Most people carry two copies of chromosome 21, but people with Down syndrome carry three copies. This chromosome is the location of the amyloid precursor protein (APP), which produces the beta-amyloid plaques associated with Alzheimer’s disease.

Beta-amyloid plaques accumulate in the brains of all people with Down syndrome, said APS Board Member Annette D. Karmiloff-Smith, Birkbeck, University of London, United Kingdom, in an invited address at the APS Annual Convention. “By about age 30,” she said, the brains of all people with Down syndrome “look like the brains of typically developing adults who have Alzheimer’s disease later [in life].” But incredibly, a percentage of individuals with Down syndrome do not go on to develop dementia.

“What protects someone, despite the brain pathology, from going on to develop dementia?

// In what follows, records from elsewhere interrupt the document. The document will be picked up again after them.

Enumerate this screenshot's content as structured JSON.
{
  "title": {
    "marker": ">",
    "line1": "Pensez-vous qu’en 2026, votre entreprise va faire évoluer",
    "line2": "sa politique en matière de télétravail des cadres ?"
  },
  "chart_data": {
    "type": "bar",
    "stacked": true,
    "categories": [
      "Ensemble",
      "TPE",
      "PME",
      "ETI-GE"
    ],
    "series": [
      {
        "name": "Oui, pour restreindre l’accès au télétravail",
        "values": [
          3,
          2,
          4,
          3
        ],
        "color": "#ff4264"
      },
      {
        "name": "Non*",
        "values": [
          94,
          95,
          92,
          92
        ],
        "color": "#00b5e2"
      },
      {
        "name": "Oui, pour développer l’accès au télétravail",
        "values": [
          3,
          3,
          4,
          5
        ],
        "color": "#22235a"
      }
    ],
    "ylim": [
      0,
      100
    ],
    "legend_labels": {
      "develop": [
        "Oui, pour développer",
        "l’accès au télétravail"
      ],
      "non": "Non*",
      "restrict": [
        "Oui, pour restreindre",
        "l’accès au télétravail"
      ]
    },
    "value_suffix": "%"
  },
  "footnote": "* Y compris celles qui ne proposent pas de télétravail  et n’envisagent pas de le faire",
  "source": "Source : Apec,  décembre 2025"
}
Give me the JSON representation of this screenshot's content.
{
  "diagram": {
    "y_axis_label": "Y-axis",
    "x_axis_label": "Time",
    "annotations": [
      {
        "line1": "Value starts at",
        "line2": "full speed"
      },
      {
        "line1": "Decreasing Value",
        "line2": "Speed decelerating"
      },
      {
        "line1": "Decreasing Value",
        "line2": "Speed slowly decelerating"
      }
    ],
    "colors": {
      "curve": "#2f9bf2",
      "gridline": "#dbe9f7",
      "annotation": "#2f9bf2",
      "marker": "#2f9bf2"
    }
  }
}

It’s a challenge that we need to understand and could inform Alzheimer’s risk and protective factors in the general population,” Karmiloff-Smith said. To do so, she and her colleagues are closely monitoring the development of a group of infants with Down syndrome between 6 and 60 months of age and comparing them to Down syndrome adults with or without Alzheimer’s.

“The only way to understand a phenotypic endpoint is to study it through developmental time,” Karmiloff-Smith said. She hopes that individual differences in the study cohort will provide clues about the factors that protect some individuals from Alzheimer’s disease and make others vulnerable to it.